Em 1987, na Somália, três mulheres vivenciam uma sangrenta guerra civil. Mas o que as levou até ali? Quais foram seus passos e suas histórias? O pomar das almas perdidas, de Nadifa Mohamed, é aquela espécie de obra que leva o leitor além do óbvio, que expande a mente e o coração já nas primeiras linhas. Afinal, quantos de nós conhecemos a África ou suas mulheres? A autora  produziu uma história que ultrapassa a ficção, pois suas personagens retratam mulheres extremamente poderosas que poderiam ser, e provavelmente foram, bem reais naquela época. E para sempre. E em todo o planeta.

A história em si tem início quando as três grandes figuras da obra se encontram pela primeira vez, selando seus destinos. Deqo, uma menina de nove anos que foi atraída pela promessa de ganhar um sapato, deixa pela primeira vez o campo de refugiados onde nascera e conhece Kawsar, uma viúva, que logo é espancada por Filsan, a jovem soldado que recentemente saiu da capital para conter a rebelião que crescia ao norte do país.

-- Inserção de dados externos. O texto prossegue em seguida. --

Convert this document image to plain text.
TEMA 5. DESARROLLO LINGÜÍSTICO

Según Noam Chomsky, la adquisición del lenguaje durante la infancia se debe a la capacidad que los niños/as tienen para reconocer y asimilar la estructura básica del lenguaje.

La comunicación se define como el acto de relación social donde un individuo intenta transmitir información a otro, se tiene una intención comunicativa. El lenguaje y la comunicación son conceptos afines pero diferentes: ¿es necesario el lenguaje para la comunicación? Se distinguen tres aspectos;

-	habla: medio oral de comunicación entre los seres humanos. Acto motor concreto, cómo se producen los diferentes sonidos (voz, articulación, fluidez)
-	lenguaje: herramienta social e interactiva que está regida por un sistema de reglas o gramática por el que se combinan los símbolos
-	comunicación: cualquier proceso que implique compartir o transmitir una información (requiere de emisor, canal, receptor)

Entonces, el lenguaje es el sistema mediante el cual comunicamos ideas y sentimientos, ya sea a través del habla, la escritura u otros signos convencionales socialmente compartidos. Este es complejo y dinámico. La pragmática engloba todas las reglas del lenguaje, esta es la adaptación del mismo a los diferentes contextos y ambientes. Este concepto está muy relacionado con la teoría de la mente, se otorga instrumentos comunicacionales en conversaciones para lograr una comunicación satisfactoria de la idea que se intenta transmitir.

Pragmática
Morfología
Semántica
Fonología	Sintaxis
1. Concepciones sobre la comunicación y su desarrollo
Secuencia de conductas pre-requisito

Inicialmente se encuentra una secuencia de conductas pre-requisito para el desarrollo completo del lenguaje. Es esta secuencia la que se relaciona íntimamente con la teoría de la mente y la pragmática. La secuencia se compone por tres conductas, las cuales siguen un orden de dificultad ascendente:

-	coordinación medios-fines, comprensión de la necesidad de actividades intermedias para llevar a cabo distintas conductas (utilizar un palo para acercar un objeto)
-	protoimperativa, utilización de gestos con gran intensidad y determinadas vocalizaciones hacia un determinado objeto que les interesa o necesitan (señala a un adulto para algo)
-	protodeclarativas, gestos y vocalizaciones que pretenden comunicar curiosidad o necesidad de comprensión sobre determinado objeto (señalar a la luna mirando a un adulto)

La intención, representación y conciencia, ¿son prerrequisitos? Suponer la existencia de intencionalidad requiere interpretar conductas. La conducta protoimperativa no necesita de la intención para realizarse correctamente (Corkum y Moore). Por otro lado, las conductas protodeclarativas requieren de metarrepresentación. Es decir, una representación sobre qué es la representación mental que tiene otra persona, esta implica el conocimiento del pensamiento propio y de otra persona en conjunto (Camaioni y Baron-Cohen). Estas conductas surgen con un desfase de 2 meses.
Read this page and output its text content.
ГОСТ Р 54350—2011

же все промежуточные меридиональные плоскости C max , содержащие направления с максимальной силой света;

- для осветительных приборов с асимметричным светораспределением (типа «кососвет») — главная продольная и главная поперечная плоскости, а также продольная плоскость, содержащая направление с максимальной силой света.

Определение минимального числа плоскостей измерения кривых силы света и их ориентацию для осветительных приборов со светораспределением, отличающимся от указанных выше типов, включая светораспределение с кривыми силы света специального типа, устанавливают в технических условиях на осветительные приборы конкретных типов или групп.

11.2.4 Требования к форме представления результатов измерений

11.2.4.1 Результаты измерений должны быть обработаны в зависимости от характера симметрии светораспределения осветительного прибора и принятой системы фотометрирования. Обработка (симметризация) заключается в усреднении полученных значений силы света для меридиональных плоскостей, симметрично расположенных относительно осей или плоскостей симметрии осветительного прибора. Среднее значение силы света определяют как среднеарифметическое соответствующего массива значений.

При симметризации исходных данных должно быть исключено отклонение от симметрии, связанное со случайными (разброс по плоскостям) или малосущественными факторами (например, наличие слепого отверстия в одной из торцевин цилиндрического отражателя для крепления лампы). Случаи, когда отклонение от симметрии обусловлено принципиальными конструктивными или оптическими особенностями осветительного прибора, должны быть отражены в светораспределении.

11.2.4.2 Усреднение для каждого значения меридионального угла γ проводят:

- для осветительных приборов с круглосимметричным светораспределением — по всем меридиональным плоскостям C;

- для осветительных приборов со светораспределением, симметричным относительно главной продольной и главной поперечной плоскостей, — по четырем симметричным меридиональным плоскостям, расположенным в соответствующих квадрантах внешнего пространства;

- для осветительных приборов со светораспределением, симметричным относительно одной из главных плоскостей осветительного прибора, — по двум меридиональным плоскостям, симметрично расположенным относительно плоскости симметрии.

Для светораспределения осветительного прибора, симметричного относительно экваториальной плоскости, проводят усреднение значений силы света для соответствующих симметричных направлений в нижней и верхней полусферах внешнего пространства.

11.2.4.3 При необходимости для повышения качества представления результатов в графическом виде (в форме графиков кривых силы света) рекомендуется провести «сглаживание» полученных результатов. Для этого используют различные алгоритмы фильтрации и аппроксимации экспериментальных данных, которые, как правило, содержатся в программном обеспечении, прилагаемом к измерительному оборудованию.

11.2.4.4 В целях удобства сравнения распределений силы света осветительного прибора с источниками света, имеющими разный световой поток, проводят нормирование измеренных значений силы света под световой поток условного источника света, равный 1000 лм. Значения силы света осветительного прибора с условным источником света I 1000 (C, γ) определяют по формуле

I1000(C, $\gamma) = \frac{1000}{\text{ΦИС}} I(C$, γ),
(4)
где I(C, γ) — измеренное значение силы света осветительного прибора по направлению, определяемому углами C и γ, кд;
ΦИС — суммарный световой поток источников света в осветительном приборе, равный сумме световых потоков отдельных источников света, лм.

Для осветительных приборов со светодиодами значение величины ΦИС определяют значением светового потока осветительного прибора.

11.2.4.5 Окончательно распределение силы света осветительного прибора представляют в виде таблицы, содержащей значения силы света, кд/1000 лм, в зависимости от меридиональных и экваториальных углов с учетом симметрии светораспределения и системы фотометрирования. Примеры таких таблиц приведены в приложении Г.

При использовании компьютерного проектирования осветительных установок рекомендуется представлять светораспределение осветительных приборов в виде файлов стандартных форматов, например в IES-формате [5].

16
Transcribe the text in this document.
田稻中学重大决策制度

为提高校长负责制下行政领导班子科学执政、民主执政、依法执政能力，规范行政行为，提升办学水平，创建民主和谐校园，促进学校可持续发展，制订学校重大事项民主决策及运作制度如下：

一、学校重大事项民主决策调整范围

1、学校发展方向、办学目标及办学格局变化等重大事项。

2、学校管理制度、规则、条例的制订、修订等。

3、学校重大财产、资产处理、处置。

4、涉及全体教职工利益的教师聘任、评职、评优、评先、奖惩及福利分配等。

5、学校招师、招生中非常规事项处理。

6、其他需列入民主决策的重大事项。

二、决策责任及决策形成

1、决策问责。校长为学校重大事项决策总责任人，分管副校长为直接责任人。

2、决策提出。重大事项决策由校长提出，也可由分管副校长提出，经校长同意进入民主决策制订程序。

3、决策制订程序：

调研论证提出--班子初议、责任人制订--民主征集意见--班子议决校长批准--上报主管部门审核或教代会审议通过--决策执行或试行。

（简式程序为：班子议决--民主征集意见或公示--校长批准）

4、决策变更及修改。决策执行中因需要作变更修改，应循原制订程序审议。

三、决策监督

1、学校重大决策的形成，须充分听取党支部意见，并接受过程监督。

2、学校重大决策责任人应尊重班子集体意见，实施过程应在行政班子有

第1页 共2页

No final dos anos 80, a Somália vivia sob intensa ditadura militar e estava prestes a enfrentar uma guerra civil. Viver em um período assim não é fácil, as tensões são crescentes e constantes, mas a vida precisa continuar e é exatamente disso que se trata a história. Quando lemos a última linha do livro, temos a impressão de estarmos quase que completamente diferentes do que éramos ao começarmos ele. Por isso, a leitura de O Pomar das Almas Perdidas é como um clássico: ele sempre terá algo a revelar. Não se trata apenas da África, mas do mundo; não são só três mulheres, mas todos os seres humanos sob o sol. A leitura é aflitiva, prende nossos almas  e olhos, pois desejamos saber o que vai acontecer – e porque é extremamente realista. A narrativa é encantadora, lírica e muito bem estruturada. Mesmo que os fatos sejam cruéis, eles são passados de maneira bem singela para quem os lê, as palavras transmitem os sentimentos corretos para cada situação.

opomar
O pomar das almas perdidas (Tordesilhas, 2016)

A autora Nadifa Mohamed nasceu na Somália, em 1981, mas foi educada no Reino Unido e mora em Londres. Ela estudou história e política no St. Hilda’s College, em Oxford, e publicou seu primeiro livro, Black Mamba Boy, em 2010. A revista Granta elegeu Nadifa como uma das melhores jovens escritoras britânicas de 2013.

Talvez a principal mensagem que Nadifa esteja tentando nos passar com esse livro incrível é que precisamos ter esperança, quaisquer que sejam nossas dores. Ao menos aprendemos muito sobre isso com Deqo, Kawsar e Filsan. É enriquecedor. Memorável. Indispensável.